An Estonian girl who has found a home in Sweden.

Sunday, April 25

Tired

April 25, 2010 Posted by Vaire

These past three months have not exactly been the best months of my life.

I'm tired of my employer's inept management, tired of being pushed here, there and everywhere, tired of being assigned more work than my team can do, tired of not being listened to when we've tried to explain how understaffed we are. As of 1st of May I'll have my fourth manager in six months.

I'm just so tired, I haven't done anything but try to not lose my mind like some of my colleagues have (so far the track record is one nervous breakdown per year per ~20 people). As a result I haven't blogged about the Olympic socks I've knit (still no pix), the weight I've gained (back to 71 kilos again), that I rearranged the room again (I like it better now), that I joined a casual raiding guild (I <3 them) or how the kittens are doing (very well, thank you).

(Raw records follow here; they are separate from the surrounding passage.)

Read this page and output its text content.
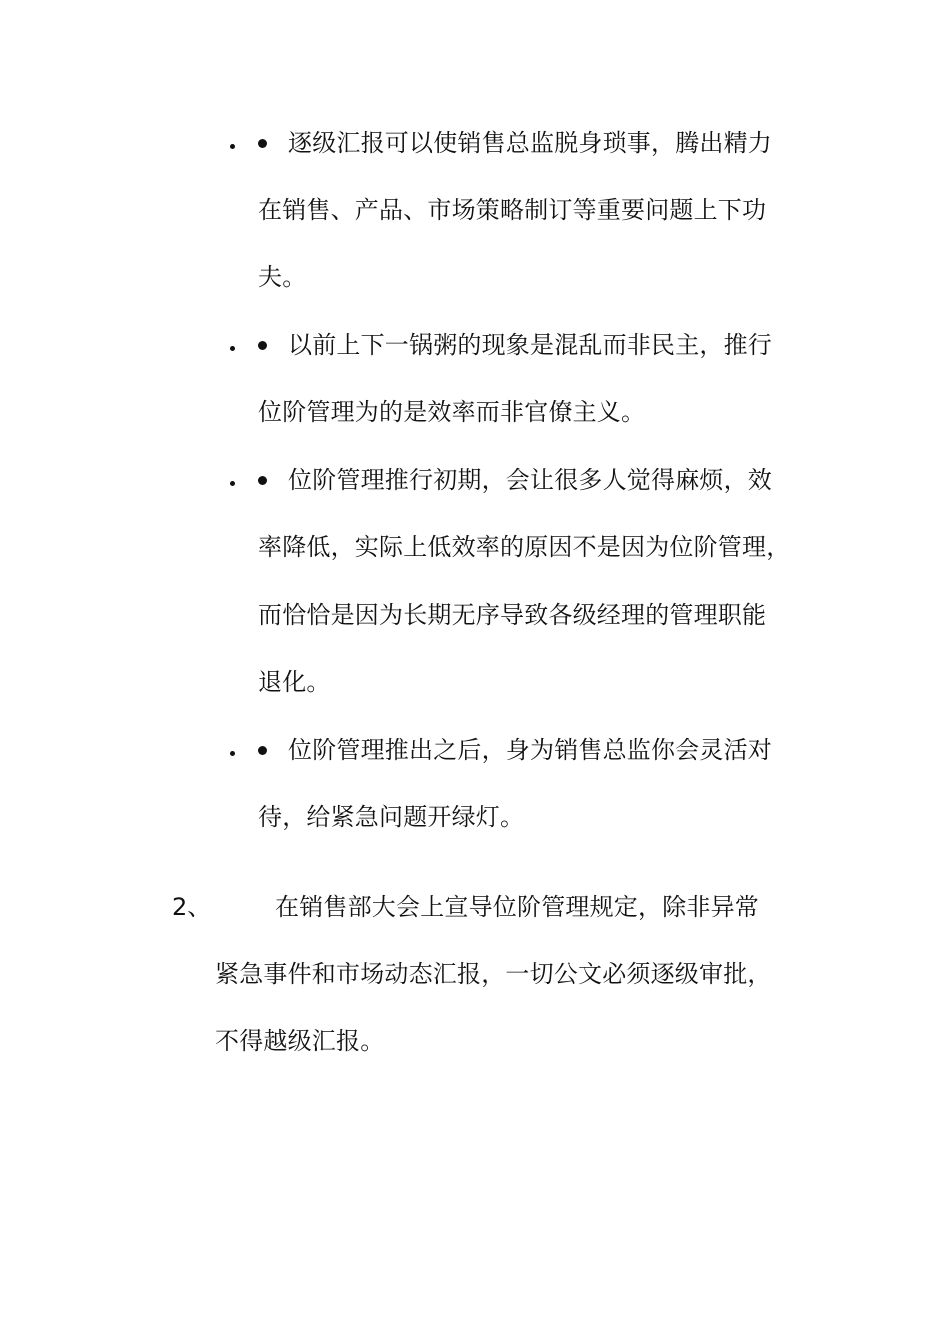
逐级汇报可以使销售总监脱身琐事，腾出精力
在销售、产品、市场策略制订等重要问题上下功
夫。
以前上下一锅粥的现象是混乱而非民主，推行
位阶管理为的是效率而非官僚主义。
位阶管理推行初期，会让很多人觉得麻烦，效
率降低，实际上低效率的原因不是因为位阶管理，
而恰恰是因为长期无序导致各级经理的管理职能
退化。
位阶管理推出之后，身为销售总监你会灵活对
待，给紧急问题开绿灯。
2、	在销售部大会上宣导位阶管理规定，除非异常
紧急事件和市场动态汇报，一切公文必须逐级审批，
不得越级汇报。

I'm so very very tired. There is so much that I want to do, but all my energy goes into maintaining the last shreds of my sanity and work. I've had to give up SCA for the time being, I haven't spun in months and I'm only able to knit very simple things because I can do that on autopilot.

Regardless of how little energy I have or how tired I am, the work needs to be done and I must go to Copenhagen on Monday night to teach a customer on Tuesday how to create reports. I used to love to travel, now, I'm just tired. Tired all the time, tired of everything. Tired...

I may sound hopeless right now, but I know this will pass. Nothing ever stays the same and things will get better. They always do.